JOHN SIFTON: I alluded to the distance issue and the proximity issue at the beginning. I didn't get to drones because it is such a big topic. As far as drones go—I said before this notion that if you get very far away from your target, it makes it a little bit easier to kill. It makes it a lot easier to kill, although there have been these strange studies that show that even drone operators suffer stresses from their work. Obviously it doesn't remove all the stresses of killing.

But at the end of the day, the thing about drones, which is kind of extraordinary, which is different from artillery which can be fired from 30 kilometers, is that it is not just the remoteness and the alienation from the victim, but also that the weapon platform circles around, sort of waiting, ready to kill. It is kind of an extraordinary—I don't know how to put it. Actually, why don't I just read the last paragraph of that chapter? That would probably be the best way to explain it. There is no specific thing that is weird about drones. That is basically what I was getting at. You remove the risk of loss, of pilot loss. It makes it easier to just keep the thing over the target, which makes it more likely that you are going to use the weapon, which was my point earlier. So that is one thing.

It is not the case that drones are more terrible than other weapons. Artillery is bad. An attack with an AC-130 gunship is horrible. It is not like drones are some kind of horrible weapon compared to other weapons. In fact, I would go with a drone over an AC-130 gunship any day. The MSF compound was hit by an AC-130 gunship firing indiscriminately from chain guns with exploding bullets and 105-millimeter exploding shells into this hospital. I wouldn't want to be in that hospital. But if a drone was firing a single Hellfire, it is actually not as bad. It is more discriminate.
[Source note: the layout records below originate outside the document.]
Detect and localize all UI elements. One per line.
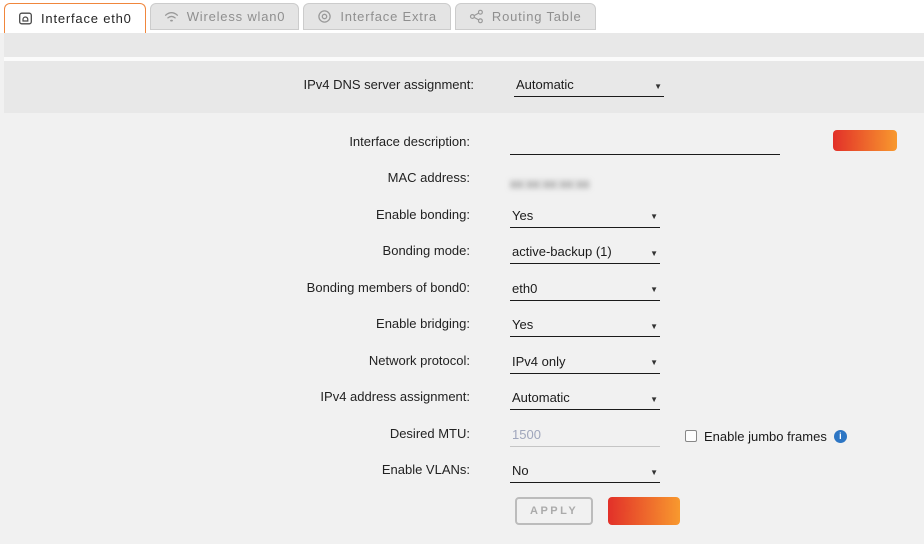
enable-bridging-label: Enable bridging: [0, 316, 470, 337]
mtu-value: 1500 [512, 427, 541, 442]
row-interface-description: Interface description: INFO [0, 118, 924, 155]
bonding-mode-select[interactable]: active-backup (1) ▼ [510, 244, 660, 264]
jumbo-frames-label: Enable jumbo frames [704, 429, 827, 444]
row-enable-bonding: Enable bonding: Yes ▼ [0, 191, 924, 228]
row-bonding-mode: Bonding mode: active-backup (1) ▼ [0, 228, 924, 265]
chevron-down-icon: ▼ [654, 79, 662, 91]
done-button-label: DONE [610, 499, 678, 519]
share-nodes-icon [469, 9, 484, 24]
desired-mtu-label: Desired MTU: [0, 426, 470, 447]
info-button-label: INFO [835, 132, 895, 149]
tab-wireless-wlan0[interactable]: Wireless wlan0 [150, 3, 300, 30]
tab-label: Interface Extra [340, 9, 437, 24]
row-bonding-members: Bonding members of bond0: eth0 ▼ [0, 264, 924, 301]
select-value: eth0 [512, 281, 537, 296]
toolbar-strip [4, 33, 924, 61]
desired-mtu-input-disabled: 1500 [510, 427, 660, 447]
network-protocol-label: Network protocol: [0, 353, 470, 374]
dns-section: IPv4 DNS server assignment: Automatic ▼ [4, 61, 924, 113]
enable-vlans-select[interactable]: No ▼ [510, 463, 660, 483]
ethernet-port-icon [18, 11, 33, 26]
info-circle-icon[interactable]: i [834, 430, 847, 443]
tab-label: Interface eth0 [41, 11, 132, 26]
select-value: Yes [512, 208, 533, 223]
mac-address-label: MAC address: [0, 170, 470, 191]
row-enable-bridging: Enable bridging: Yes ▼ [0, 301, 924, 338]
select-value: active-backup (1) [512, 244, 612, 259]
chevron-down-icon: ▼ [650, 319, 658, 331]
tab-routing-table[interactable]: Routing Table [455, 3, 596, 30]
row-ipv4-assignment: IPv4 address assignment: Automatic ▼ [0, 374, 924, 411]
tab-label: Wireless wlan0 [187, 9, 286, 24]
select-value: Automatic [512, 390, 570, 405]
wifi-icon [164, 9, 179, 24]
ipv4-assignment-label: IPv4 address assignment: [0, 389, 470, 410]
dns-assignment-label: IPv4 DNS server assignment: [4, 77, 474, 98]
form-actions: APPLY DONE [515, 497, 924, 525]
done-button[interactable]: DONE [608, 497, 680, 525]
select-value: No [512, 463, 529, 478]
enable-bonding-select[interactable]: Yes ▼ [510, 208, 660, 228]
tab-bar: Interface eth0 Wireless wlan0 Interface … [0, 0, 924, 33]
chevron-down-icon: ▼ [650, 355, 658, 367]
interface-description-input[interactable] [510, 135, 780, 155]
enable-bonding-label: Enable bonding: [0, 207, 470, 228]
jumbo-frames-checkbox[interactable] [685, 430, 697, 442]
bonding-mode-label: Bonding mode: [0, 243, 470, 264]
row-network-protocol: Network protocol: IPv4 only ▼ [0, 337, 924, 374]
select-value: IPv4 only [512, 354, 565, 369]
row-desired-mtu: Desired MTU: 1500 Enable jumbo frames i [0, 410, 924, 447]
interface-form: Interface description: INFO MAC address:… [0, 113, 924, 525]
ipv4-assignment-select[interactable]: Automatic ▼ [510, 390, 660, 410]
target-icon [317, 9, 332, 24]
info-button[interactable]: INFO [833, 130, 897, 151]
tab-interface-extra[interactable]: Interface Extra [303, 3, 451, 30]
row-mac-address: MAC address: xx:xx:xx:xx:xx [0, 155, 924, 192]
apply-button[interactable]: APPLY [515, 497, 593, 525]
dns-assignment-select[interactable]: Automatic ▼ [514, 77, 664, 97]
chevron-down-icon: ▼ [650, 392, 658, 404]
bonding-members-select[interactable]: eth0 ▼ [510, 281, 660, 301]
chevron-down-icon: ▼ [650, 246, 658, 258]
jumbo-frames-group: Enable jumbo frames i [685, 429, 847, 447]
enable-vlans-label: Enable VLANs: [0, 462, 470, 483]
chevron-down-icon: ▼ [650, 282, 658, 294]
chevron-down-icon: ▼ [650, 465, 658, 477]
row-enable-vlans: Enable VLANs: No ▼ [0, 447, 924, 484]
interface-description-label: Interface description: [0, 134, 470, 155]
select-value: Yes [512, 317, 533, 332]
network-protocol-select[interactable]: IPv4 only ▼ [510, 354, 660, 374]
tab-label: Routing Table [492, 9, 582, 24]
select-value: Automatic [516, 77, 574, 92]
tab-interface-eth0[interactable]: Interface eth0 [4, 3, 146, 33]
chevron-down-icon: ▼ [650, 209, 658, 221]
enable-bridging-select[interactable]: Yes ▼ [510, 317, 660, 337]
bonding-members-label: Bonding members of bond0: [0, 280, 470, 301]
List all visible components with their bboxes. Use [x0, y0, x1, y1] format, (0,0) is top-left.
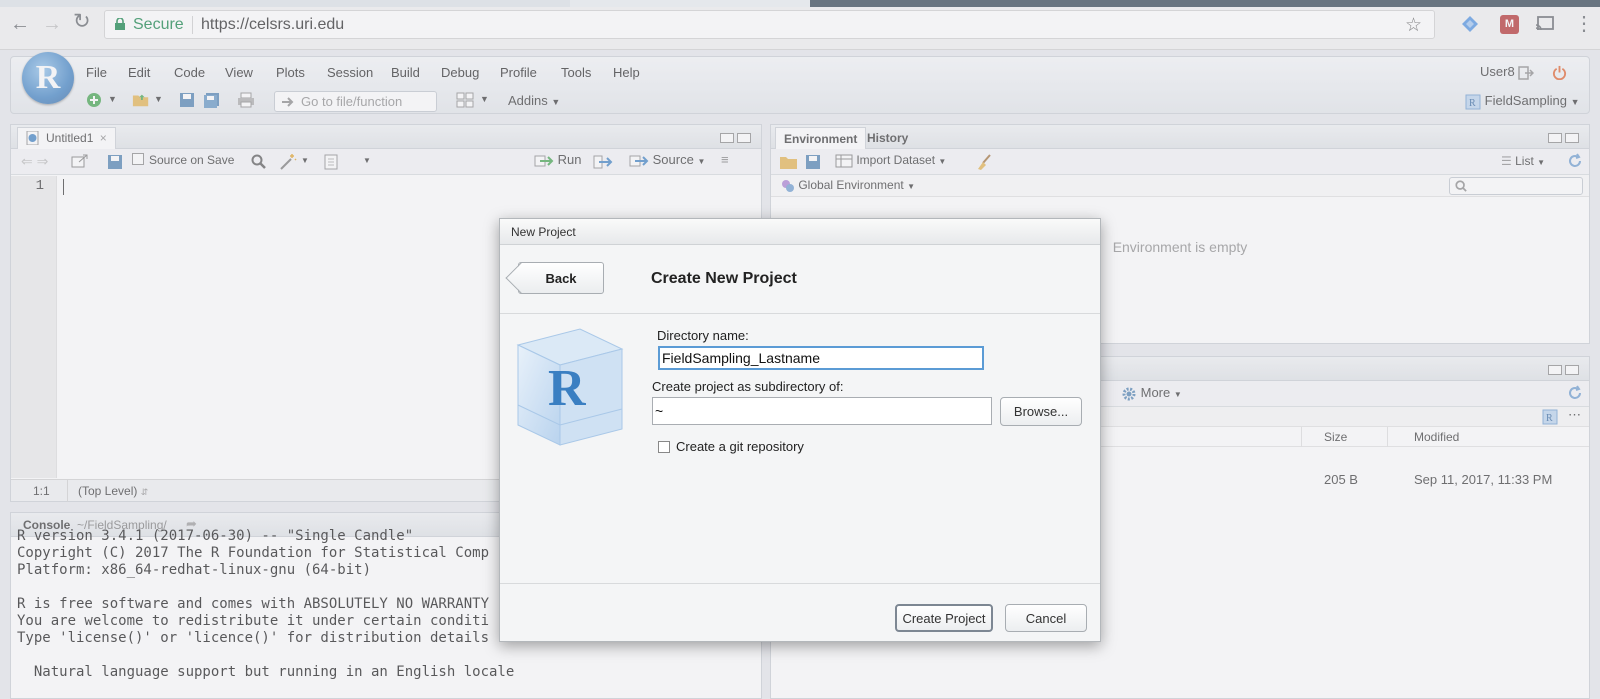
back-button[interactable]: Back	[518, 262, 604, 294]
directory-name-input[interactable]: FieldSampling_Lastname	[658, 346, 984, 370]
subdirectory-input[interactable]: ~	[652, 397, 992, 425]
directory-name-label: Directory name:	[657, 328, 749, 343]
git-repository-checkbox[interactable]	[658, 441, 670, 453]
dialog-footer: Create Project Cancel	[500, 583, 1100, 641]
back-label: Back	[545, 271, 577, 286]
dialog-heading: Create New Project	[651, 270, 797, 287]
new-project-dialog: New Project Back Create New Project R Di…	[499, 218, 1101, 642]
create-project-button[interactable]: Create Project	[895, 604, 993, 632]
subdirectory-label: Create project as subdirectory of:	[652, 379, 844, 394]
cancel-button[interactable]: Cancel	[1005, 604, 1087, 632]
git-repository-label[interactable]: Create a git repository	[676, 439, 804, 454]
svg-text:R: R	[548, 360, 587, 417]
dialog-title: New Project	[500, 219, 1100, 245]
browse-button[interactable]: Browse...	[1000, 397, 1082, 426]
r-project-cube-icon: R	[516, 328, 624, 446]
dialog-header: Back Create New Project	[500, 245, 1100, 314]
So it is not that. It is not that they are more selective.

This is what I said in the last paragraph: "There is nothing singular about drones that make them so terrible. What makes drones disturbing is an unusual combination of characteristics: the distance between the killer and killed, the asymmetry, the prospects of automation"—the notion that you could one day create drones which target on their own initiative, what we call killer robots, fully autonomous weapon systems that make decisions on targeting without human intervention. They haven't gotten there yet, but the Pentagon is trying to get there.

So "the prospects of automation, the minimization of pilot risk, and the minimization of political risk."

If your plane goes down, you don't have to go find the pilot in Pakistan, because there is no pilot.

"The merging of these characteristics is what draws the attention of journalists, military analysts, human rights researchers, and propagandists for al-Qaeda or ISIS. Drones suggest something disturbing about the future of human violence. Technology has allowed the mundane and regular violence of military force to become removed from human emotion. Drones foreshadow the possibility that brutality might become entirely detached from humanity and yield violence that is, as it were, unconscious."

In that sense, drones foretell a future that is very dark.

JOANNE MYERS: On that note, it seems safe to say that acts of terrorism and violence aren't going away anytime soon. But we thank you for making us reflect on violence and what it means.

I invite you all to continue the conversation. Thank you very much for coming today.